Scullion is one of the Live Art Young Team: impeccable credentials, only he has chosen not to go for monologues or choreography based on post-modern dance but computer games. Chatting to him after I had died six times on screen, he comes across as affable: his lecture, which tried to explain that computers are not as bad as the tabloids paint them, was remarkably intelligent. Yet instead of writing a script about the positives of gaming, he just lets people have a shot on his prized collection of games.
This might make it difficult to review – I mean, how am I supposed to give a star rating to a dinosaur that I am operating? – but it makes more sense. He has stripped away those fripperies of performance – the stage, the actors, the design – and aimed instead for the direct transmission of emotions. Now, I might be able to empathise with Oedipus’ frustration when the messenger won’t give him a reasonable answer to his questions, but I sure as shit feel it when my little dinosaur gets eaten by the big one in exactly the same place for the fifth time.
He also saves himself a bundle on the post-show discussion. His corner of the Old Hairdressers is packed with people, shouting encouragement or laughing at my failure.

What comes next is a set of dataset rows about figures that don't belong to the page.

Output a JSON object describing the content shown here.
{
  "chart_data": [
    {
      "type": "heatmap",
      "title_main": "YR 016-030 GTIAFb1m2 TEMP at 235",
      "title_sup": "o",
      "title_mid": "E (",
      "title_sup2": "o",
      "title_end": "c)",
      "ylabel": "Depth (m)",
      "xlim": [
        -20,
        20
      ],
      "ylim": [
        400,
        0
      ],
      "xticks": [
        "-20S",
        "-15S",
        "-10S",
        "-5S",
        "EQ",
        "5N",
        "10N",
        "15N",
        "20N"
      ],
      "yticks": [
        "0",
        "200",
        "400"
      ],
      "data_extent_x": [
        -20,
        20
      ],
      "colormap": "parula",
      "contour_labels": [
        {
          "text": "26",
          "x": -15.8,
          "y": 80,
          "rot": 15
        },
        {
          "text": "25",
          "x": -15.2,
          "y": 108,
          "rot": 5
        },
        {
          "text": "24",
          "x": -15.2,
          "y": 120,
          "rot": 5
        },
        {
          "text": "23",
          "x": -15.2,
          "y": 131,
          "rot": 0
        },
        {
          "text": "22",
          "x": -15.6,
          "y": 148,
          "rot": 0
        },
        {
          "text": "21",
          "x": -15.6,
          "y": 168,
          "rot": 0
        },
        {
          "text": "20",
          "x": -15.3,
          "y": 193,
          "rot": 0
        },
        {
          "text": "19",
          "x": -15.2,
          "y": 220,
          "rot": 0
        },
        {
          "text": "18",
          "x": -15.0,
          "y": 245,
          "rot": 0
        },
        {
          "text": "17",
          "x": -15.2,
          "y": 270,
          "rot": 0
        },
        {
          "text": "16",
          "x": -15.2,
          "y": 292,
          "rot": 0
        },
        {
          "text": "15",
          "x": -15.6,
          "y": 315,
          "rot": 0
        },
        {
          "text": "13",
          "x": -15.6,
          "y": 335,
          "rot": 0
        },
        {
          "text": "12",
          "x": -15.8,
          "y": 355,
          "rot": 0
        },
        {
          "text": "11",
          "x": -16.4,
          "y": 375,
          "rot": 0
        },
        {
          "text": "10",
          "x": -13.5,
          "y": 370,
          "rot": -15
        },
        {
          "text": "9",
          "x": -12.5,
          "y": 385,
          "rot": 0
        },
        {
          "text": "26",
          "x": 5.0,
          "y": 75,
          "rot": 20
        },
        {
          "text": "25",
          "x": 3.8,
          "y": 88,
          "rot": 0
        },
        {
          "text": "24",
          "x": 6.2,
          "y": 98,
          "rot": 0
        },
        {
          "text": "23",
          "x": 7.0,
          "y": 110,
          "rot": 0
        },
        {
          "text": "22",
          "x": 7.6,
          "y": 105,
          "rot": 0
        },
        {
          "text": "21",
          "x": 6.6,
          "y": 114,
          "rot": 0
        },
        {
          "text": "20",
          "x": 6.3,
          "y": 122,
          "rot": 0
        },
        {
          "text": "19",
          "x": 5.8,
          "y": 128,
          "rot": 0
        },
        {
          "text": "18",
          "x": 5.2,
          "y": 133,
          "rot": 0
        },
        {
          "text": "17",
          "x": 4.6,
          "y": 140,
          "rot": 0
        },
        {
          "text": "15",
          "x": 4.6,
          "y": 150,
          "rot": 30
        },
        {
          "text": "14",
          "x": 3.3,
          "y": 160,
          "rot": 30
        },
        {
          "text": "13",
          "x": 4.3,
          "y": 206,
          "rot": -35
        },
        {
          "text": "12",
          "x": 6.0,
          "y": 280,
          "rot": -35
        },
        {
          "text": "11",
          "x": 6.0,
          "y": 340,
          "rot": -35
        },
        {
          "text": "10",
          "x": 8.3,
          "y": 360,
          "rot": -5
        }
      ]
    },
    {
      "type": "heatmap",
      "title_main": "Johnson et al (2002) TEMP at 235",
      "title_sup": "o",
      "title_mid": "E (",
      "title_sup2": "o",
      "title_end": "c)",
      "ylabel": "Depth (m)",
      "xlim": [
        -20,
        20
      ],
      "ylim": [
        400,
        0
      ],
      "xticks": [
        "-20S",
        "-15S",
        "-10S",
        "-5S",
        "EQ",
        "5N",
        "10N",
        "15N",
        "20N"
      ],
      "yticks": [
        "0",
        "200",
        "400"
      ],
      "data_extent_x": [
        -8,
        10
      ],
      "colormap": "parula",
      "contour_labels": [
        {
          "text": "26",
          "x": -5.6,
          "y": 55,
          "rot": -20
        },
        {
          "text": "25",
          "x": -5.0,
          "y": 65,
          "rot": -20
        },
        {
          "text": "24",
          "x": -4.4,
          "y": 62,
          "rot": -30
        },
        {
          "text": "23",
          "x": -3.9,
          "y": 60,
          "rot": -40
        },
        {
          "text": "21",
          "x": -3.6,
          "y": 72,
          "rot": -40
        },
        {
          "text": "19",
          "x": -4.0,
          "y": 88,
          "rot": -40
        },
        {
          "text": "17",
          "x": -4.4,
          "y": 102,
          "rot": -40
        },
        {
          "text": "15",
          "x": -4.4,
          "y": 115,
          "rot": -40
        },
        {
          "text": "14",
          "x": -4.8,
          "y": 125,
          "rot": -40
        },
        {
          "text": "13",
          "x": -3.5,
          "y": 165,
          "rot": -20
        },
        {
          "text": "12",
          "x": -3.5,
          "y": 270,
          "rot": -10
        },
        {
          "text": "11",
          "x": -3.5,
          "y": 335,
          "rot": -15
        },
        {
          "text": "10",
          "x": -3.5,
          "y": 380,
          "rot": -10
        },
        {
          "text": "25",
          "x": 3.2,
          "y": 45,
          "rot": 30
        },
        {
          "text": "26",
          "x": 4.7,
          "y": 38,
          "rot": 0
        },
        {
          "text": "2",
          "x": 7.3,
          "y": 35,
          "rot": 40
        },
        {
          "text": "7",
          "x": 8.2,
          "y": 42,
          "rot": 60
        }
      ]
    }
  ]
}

In short, he doesn’t need to write an essay on how gaming makes a community, he just makes the community.
It’s a sharp idea, and it does all the hard work – once he has got it all plugged in, the installation takes care of itself. It doesn’t hurt that Scullion hovers around, charming and chatting, but the event is an object lesson in how to get the impact of a theatre piece without splashing out on an author, an audience, a stage and a script. Besides that, it is a little more fun than half an hour of incest, monologue and chorus.